[KHTS] – Hart School District officials announced their intent Wednesday to scrap the current at-large voting system, where each voter gets to decide on all school board seats, and adopt districted elections, where each voter gets to decide only one seat.
The move comes just days after the district was put on notice by a voting-rights attorney who alleges that the at-large system disenfranchies minority voters, in contravention to the California Voting Rights Act.
The report out of a closed-door session Wednesday indicated the high school district will take the necessary steps to make the switch.
Officials will draft a resolution for the board members’ review at their next board meeting, a Hart district spokesperson said.
The Hart district was one of four school districts to receive letters from the law firm. The Newhall, Saugus Union and Castaic Union school districts received similar letters regarding their at-large election systems.

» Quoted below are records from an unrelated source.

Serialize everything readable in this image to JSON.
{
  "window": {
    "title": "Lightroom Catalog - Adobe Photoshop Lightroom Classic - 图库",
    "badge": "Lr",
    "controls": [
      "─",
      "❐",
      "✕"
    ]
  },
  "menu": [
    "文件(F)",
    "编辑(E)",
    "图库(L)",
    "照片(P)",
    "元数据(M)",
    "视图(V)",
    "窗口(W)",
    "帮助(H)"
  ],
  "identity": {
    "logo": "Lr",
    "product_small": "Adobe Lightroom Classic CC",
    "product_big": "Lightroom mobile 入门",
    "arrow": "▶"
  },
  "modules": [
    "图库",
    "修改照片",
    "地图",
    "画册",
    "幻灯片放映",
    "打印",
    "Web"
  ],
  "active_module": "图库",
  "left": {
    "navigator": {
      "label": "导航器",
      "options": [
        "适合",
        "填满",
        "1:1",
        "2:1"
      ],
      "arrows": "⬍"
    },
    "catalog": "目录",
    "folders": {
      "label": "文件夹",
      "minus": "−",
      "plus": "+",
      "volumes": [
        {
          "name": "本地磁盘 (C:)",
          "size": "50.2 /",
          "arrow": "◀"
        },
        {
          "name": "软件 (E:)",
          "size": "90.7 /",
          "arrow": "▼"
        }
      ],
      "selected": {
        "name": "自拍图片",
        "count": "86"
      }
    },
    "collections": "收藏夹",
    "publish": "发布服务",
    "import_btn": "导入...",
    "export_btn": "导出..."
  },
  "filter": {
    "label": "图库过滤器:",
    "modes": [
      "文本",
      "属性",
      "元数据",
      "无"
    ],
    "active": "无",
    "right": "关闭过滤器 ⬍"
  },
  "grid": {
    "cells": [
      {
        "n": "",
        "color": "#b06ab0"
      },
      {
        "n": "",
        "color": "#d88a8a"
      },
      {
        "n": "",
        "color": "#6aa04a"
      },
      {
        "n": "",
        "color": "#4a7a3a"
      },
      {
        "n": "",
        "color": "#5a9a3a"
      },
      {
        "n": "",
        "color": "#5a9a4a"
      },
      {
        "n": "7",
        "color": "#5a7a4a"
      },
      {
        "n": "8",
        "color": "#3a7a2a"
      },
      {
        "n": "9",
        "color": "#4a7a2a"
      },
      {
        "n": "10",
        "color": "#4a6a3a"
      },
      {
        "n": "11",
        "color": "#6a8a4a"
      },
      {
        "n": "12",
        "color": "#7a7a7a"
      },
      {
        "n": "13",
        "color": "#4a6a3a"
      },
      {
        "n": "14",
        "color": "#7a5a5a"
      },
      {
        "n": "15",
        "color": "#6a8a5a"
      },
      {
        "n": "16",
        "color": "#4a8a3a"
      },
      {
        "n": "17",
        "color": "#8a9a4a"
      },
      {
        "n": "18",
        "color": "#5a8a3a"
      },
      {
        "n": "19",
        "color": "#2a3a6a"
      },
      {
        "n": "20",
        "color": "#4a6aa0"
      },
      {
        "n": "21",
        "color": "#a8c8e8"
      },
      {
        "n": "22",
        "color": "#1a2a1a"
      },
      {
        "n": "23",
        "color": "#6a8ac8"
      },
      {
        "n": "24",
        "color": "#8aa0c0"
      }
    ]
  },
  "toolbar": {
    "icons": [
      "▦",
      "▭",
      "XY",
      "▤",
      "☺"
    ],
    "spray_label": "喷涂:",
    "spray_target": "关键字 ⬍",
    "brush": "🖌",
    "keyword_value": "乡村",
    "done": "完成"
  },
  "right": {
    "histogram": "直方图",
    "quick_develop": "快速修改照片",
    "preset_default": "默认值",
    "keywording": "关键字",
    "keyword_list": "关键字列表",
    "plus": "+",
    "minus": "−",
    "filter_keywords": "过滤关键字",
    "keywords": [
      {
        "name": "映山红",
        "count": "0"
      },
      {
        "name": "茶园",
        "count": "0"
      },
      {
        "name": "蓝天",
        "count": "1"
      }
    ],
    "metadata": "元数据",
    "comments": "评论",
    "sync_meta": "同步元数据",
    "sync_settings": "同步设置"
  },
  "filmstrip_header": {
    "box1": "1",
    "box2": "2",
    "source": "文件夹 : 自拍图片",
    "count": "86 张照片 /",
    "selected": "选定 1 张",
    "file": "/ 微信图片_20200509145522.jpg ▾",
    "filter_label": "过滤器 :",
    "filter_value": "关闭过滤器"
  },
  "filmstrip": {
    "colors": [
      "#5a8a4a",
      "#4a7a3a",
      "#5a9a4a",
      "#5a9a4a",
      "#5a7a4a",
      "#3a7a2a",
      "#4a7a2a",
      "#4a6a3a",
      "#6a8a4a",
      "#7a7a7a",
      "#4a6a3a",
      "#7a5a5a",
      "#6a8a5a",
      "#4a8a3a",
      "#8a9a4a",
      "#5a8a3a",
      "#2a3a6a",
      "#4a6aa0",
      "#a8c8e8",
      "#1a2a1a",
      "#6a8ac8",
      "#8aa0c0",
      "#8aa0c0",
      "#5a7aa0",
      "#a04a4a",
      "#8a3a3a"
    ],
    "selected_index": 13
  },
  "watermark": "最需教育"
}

“It also appears that voting within the (Hart School District) is racially polarized, resulting in minority vote dilution, and therefore (the district’s)’s at-large elections are violative of the California Voting Rights Act,” according to a letter from Shenkman & Hughes, a Malibu law firm.
The Hart district oversees about 22,000 public junior high and high school students in the Santa Clarita Valley.
Shenkman’s letter offered a July 2 deadline by which district officials were to let the firm know whether it would voluntarily seek a remedy.
Shenkman & Hughes is one of the firms representing the plaintiffs who recently sued three Santa Clarita Valley agencies.
The city of Santa Clarita, the Sulphur Springs School District and the Santa Clarita Community College Districts were served lawsuits last June alleging a similar violation.
All settled similar lawsuits to different ends.
No California Voting Rights Act lawsuit has been successfully defended, according to officials.
Palmdale recently chose to seek a state Supreme Court appeal of its thus-far unsuccessful fight against a CVRA lawsuit.
The city was ordered to pay $3.5 million earlier this month to settle a lawsuit over an alleged CVRA violation, which is also being litigated by Shenkman & Hughes.